Home > Enterprise >  Angular HttpStatus 4xx | 5xx Interceptor (conditional)
Angular HttpStatus 4xx | 5xx Interceptor (conditional)

Time:01-10

In an Angular v.11 (also v.13 ) I need to write an Interceptor to show an error-text message to the user when the backend request return an error (status code 4xx or 5xx).

I know it is possible in Angular to write HttpInterceptors for this case, but I have a special case, where I must intercept and show the error-text message only if no explicit handlig for http-errors specified.

ex. code:

Case-1:

this.http.get().subscribe(
   success(data),
   error(err)
);

Case-2:

this.http.get().subscribe(
   success(data)
);

For clarification, I need to show the error-text message only if there is no error(err) handling function defined (like in Case-2).

Im not sure how to do that, and I am not sure if that is possible, but I think there should be a simple solution to that problem, that I cannot find by myself.

CodePudding user response:

Sounds like global error handling that is only applied if there's no local error handling. It isn't exactly the type of architecture I'd go for, tbh.

The global error handling would somehow need to know when to apply its handling based on provided parameters or some other global service it could check (ie. local error handling would need to notify a service).

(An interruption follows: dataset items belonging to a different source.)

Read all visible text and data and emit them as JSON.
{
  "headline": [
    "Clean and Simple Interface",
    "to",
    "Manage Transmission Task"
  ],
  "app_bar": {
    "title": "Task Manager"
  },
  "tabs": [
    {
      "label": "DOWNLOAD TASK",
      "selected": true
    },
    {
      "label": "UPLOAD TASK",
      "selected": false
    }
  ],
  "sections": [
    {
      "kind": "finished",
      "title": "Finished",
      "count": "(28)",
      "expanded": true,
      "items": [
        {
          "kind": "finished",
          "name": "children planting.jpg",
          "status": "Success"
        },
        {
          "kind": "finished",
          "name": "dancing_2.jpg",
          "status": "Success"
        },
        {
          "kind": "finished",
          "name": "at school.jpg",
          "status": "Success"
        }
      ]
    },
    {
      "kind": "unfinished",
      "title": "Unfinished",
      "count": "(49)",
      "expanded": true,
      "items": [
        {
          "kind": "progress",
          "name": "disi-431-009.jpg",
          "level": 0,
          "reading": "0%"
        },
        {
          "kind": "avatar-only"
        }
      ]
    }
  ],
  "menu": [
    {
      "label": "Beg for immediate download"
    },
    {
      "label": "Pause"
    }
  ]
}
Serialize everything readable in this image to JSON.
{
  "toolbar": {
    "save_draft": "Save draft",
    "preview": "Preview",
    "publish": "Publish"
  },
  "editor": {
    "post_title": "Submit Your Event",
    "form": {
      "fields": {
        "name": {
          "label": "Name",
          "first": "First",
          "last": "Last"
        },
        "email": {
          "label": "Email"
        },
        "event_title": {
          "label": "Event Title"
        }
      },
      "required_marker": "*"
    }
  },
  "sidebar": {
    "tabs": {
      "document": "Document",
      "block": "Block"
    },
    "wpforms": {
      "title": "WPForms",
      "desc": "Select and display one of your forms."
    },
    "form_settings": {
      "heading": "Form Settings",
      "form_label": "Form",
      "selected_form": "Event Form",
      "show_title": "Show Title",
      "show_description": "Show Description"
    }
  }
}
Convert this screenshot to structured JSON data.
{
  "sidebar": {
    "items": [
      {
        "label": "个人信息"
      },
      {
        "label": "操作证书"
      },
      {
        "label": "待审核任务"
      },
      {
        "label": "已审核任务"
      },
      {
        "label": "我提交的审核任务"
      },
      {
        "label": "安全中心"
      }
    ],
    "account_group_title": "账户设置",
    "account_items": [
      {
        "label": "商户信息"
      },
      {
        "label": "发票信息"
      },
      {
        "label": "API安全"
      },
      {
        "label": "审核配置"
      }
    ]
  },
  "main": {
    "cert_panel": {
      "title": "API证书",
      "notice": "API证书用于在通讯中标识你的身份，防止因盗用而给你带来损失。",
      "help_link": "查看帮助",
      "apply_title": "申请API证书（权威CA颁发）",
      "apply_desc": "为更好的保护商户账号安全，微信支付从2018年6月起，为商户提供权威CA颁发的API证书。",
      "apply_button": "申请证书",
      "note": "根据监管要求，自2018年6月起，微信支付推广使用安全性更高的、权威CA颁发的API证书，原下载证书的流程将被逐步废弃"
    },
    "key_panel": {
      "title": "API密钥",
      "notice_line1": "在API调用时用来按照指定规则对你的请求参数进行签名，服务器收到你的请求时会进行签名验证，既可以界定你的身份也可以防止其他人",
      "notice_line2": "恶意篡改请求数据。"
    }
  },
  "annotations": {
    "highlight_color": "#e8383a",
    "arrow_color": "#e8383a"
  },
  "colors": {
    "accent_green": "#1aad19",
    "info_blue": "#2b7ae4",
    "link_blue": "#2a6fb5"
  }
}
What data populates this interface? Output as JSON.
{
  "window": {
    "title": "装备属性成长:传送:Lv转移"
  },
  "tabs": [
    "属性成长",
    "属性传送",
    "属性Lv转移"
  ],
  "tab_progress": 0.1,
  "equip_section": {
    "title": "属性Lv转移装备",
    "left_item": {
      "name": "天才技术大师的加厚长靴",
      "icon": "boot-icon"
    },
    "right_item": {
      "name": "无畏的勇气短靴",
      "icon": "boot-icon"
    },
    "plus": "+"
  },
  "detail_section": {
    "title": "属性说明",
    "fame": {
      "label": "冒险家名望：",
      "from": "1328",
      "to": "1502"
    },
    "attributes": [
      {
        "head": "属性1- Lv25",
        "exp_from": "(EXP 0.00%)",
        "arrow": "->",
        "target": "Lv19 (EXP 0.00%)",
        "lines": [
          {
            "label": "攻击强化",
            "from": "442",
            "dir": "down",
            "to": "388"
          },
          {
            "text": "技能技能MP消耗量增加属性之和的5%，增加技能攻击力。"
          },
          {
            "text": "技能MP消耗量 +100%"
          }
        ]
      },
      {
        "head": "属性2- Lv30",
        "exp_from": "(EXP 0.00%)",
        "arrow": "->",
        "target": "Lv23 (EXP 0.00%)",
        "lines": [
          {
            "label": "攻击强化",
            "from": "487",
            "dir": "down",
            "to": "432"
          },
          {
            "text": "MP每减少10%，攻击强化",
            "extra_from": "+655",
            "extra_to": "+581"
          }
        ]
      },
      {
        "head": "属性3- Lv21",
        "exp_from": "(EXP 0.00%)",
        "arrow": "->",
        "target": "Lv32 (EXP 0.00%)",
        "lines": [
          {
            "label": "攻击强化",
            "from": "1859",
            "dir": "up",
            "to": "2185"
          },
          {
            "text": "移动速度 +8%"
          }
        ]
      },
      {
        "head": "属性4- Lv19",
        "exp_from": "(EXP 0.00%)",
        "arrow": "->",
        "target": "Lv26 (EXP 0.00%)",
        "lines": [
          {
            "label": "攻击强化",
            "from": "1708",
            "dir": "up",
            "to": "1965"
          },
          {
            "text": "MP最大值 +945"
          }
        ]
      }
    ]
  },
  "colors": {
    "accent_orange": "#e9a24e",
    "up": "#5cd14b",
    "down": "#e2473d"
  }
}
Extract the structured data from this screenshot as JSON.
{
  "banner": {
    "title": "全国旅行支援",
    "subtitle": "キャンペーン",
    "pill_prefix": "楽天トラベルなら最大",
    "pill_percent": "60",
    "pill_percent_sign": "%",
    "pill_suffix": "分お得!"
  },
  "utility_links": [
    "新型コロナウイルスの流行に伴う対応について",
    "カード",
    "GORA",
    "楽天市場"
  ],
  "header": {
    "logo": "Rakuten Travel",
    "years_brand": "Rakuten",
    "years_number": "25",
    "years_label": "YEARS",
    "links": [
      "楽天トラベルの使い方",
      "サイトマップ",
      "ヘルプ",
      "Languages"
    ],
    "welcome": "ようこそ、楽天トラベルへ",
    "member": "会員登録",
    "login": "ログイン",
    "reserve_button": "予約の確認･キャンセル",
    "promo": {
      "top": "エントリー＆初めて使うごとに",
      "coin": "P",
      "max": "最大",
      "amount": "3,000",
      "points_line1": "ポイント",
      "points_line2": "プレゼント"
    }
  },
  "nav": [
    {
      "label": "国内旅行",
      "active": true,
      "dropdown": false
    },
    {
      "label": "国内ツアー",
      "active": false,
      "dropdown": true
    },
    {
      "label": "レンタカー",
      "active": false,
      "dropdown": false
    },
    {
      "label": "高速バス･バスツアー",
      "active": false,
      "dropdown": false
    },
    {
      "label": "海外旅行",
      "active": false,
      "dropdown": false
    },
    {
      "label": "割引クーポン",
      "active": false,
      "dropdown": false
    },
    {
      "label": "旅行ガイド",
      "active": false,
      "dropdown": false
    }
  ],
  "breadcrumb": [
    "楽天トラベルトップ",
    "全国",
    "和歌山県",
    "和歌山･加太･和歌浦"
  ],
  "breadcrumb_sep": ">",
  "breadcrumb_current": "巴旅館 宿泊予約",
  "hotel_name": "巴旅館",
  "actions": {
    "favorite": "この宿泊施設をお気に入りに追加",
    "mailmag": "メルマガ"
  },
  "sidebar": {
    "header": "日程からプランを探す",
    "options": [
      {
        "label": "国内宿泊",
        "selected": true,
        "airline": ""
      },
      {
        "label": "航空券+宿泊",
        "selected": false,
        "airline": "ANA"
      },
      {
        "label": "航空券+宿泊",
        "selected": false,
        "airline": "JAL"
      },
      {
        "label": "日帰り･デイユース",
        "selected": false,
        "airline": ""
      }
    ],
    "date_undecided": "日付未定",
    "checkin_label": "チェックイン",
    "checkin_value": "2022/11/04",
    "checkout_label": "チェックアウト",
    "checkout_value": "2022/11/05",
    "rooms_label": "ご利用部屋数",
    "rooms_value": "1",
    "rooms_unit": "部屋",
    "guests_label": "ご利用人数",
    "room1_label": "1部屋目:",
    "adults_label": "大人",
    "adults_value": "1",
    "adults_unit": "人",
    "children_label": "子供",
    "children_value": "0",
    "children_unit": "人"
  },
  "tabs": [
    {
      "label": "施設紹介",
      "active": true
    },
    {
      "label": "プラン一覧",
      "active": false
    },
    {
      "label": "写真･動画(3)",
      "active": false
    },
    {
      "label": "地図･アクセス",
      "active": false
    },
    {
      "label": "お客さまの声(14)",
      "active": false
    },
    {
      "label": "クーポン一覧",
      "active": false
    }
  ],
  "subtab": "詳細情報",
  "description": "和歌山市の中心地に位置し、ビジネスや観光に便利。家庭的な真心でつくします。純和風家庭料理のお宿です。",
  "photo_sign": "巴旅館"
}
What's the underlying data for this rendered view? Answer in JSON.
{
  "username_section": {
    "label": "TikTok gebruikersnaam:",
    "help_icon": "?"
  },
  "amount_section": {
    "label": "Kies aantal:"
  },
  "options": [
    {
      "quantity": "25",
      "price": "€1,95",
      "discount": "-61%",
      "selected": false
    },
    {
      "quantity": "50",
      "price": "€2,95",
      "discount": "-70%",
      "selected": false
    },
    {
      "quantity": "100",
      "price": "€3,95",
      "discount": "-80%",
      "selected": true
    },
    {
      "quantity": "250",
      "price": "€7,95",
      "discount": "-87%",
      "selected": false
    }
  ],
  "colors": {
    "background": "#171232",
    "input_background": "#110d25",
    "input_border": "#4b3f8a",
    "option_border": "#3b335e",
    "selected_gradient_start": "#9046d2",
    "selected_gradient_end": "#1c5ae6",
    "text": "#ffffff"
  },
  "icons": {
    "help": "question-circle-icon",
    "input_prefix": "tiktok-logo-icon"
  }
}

I can't judge how much of your error handling you can change, but global error handling should handle generic errors that apply to a majority if not all HTTP requests. While the local one would handle specific cases exclusive to that particular request. That way you could run both error handlers without the risk of them interfering with each other.

Since your problem seems to be UI related (ie. displaying error msg), the above approach would cover that as well. Global error handling would display some sort of generic error msg while you could add an additional error msg for your local handler. Both would be utilizing the same service for displaying error messages, I suppose.

CodePudding user response:

Ignoring if its a good approach or not and focusing on the feasibility. Our goal is to only launch a generic handler when no other error handling is provided.

First let us understand better the tools to available to us, the HttpClient and the HttpInterceptor.

  • HttpClient methods: create a HttpRequest based on the provided options and methods, attempts to resolve it and returns an Observable.
  • HttpInterceptor: it receives an HttpRequest and based on it performs something. It must return an Observable<HttpEvent<any>>.

There is only one point connecting our 2 elements, the options that are used to create the HttpRequest that will be used by our HttpInterceptor. Therefor, we cannot access the .subscribe() to check if there is an error handling callback or not.

In short, with just adding the error handling callback, it is not possible to perform what you are asking with the provided restrictions.

The question then arrises, can we achieve it if we somehow lax our restrictions? Well the answer lies in the options we pass to our HttpClient method.

We could pass an unique param to our interceptor, and use it to check if it needs the global error handler or not, like so:

  withGlobalError(): void {
    this.httpClient.get('www.foo.com', { params: { globalError: true } }).subscribe(
      _ => console.log('success')
    );
  }

  withoutGlobalError(): void {
    this.httpClient.get('www.foo.com').subscribe(
      _ => console.log('success'),
      error => console.log('Error handler in local scope', error)
    );
  }

In our HttpInterceptor we need to check if the param globalError exists and is true. When so we can perform whatever we need.

  intercept(request: HttpRequest<unknown>, next: HttpHandler): Observable<HttpEvent<unknown>> {
    return next.handle(request).pipe(catchError(error => {
      if (request.params.get('globalError')) {
        console.log('Handling error in the Global Interceptor');
      }
      return throwError(error);
    }))
  }

This is the simplest approach to achieve what you want. It allows for global error handling to exist, while at the same time ensuring that every developer is aware of when it will be triggered.

CodePudding user response:

You can add a simple flag to the header when using HttpClient, then in the HTTP_INTERCEPTORS, you can check if this flag is existing, to decide to handle it or not!

For e.g. :-

//In component or service file: -

this.http.get(
  'https://jsonplaceholder.typicode.com/todos/2',
  { headers: {'byPass': 'yes'} })
  .subscribe((response: any) => {
    console.log(response);
  }
);

//In interceptor: -

public intercept(req: HttpRequest<any>, next: HttpHandler): Observable<HttpEvent<any>> {
    // if there is byPass header, don't handle the error and remove this flag here
    if (req.headers.has('byPass')) {
        const newHeaders = req.headers.delete('byPass')
        const newRequest = req.clone({ headers: newHeaders });
        return next.handle(newRequest);
    } else {
        //Handle the error accordingly
        return next.handle(req);
    }
}

Still you should write a generic Error handler in interceptor only.